Agora, a Dilma se desesperou quando viu que as políticas de câmbio e de juros não eram suficientes e que o país não tinha conseguido crescer nos dois primeiros anos. Ela resolveu recorrer a uma política industrial radical, que é uma política de desonerações. Isso custou uma fortuna para o Estado. Este foi o erro da vida dela. De um superávit fiscal, o Estado brasileiro foi a um déficit em conta corrente de 0,6% do PIB. Deste modo, a Dilma perdeu a confiança dos empresários nacionais e do mercado externo. E quando veio a recessão, que não foi causada por isso, o Estado brasileiro não podia fazer a expansão fiscal. Portanto, a Dilma teve que colocar ‘ordem na casa’, mas é uma forma muito triste e dura. Não é razoável, mas é consequência de um erro anterior. 

Sobre o Workshop
A professora Daniela Prates explicou que o Workshop, que acontece deste o dia 14, é o primeiro de uma série que serão realizados anualmente em países em desenvolvimento. A iniciativa é financiada pelo governo alemão. O objetivo, de acordo com ela, é discutir a questão do desenvolvimento econômico nos países emergentes, contando, inclusive com a participação de universidades destes países. Os próximos seminários previstos devem acontecer na China, em 2017; na Índia, em 2018; e na África do Sul, em 2019. 
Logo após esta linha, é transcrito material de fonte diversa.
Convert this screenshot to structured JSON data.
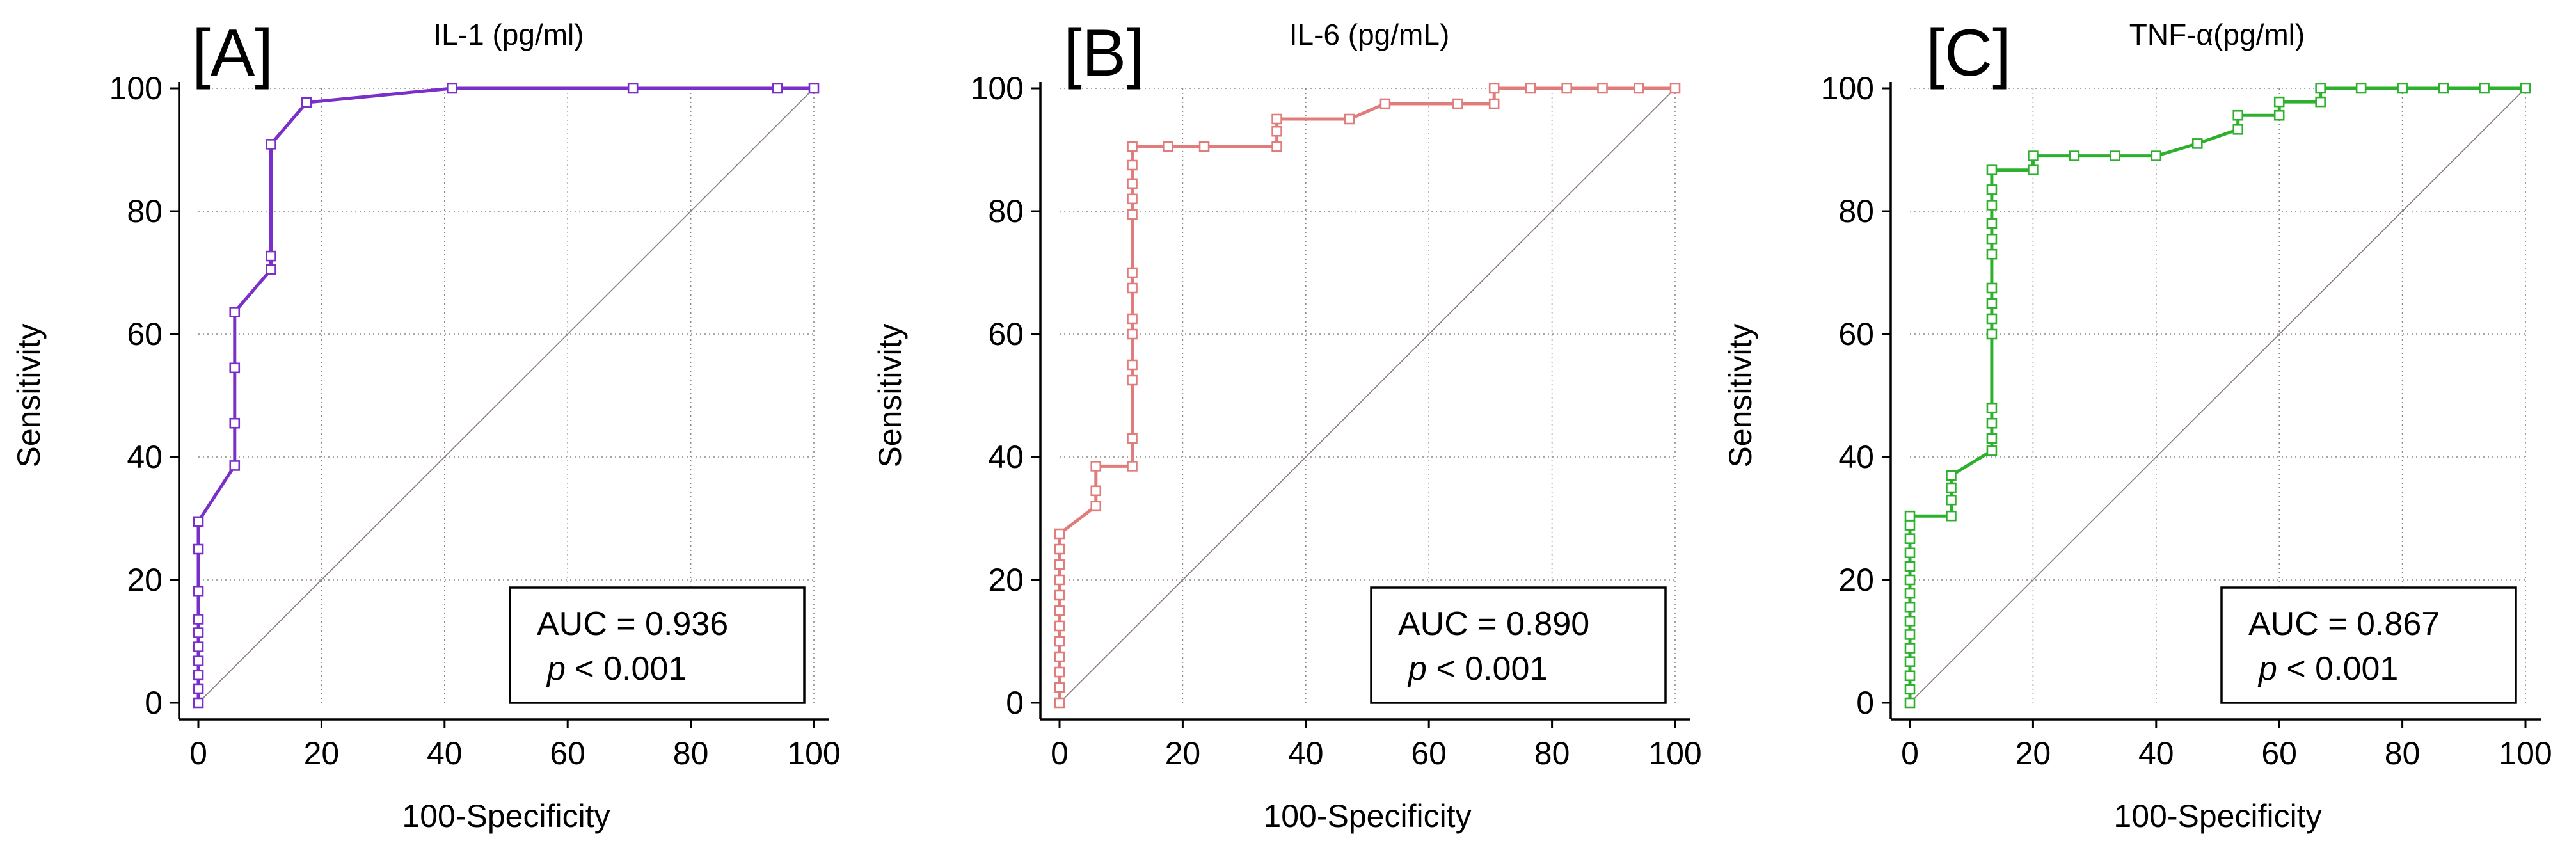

Sobre a questão desenvolvimentismo, o professor André Biancarelli, que participou de palestra junto com Bresser Pereira, ressaltou que há uma diferença entre as duas correntes atualmente: o novo desenvolvimentismo e o social-desenvolvimentismo. 

“Com o avanço do pensamento sobre o desenvolvimento brasileiro acabou se configurando dois grupos de ideias. As diferenças principais seriam no próprio papel do estado e particularmente na questão social, daí o nome. A distribuição de renda é vista nessa vertente mais social como um motor importante dinâmico e não um empecilho ao crescimento”, explicou.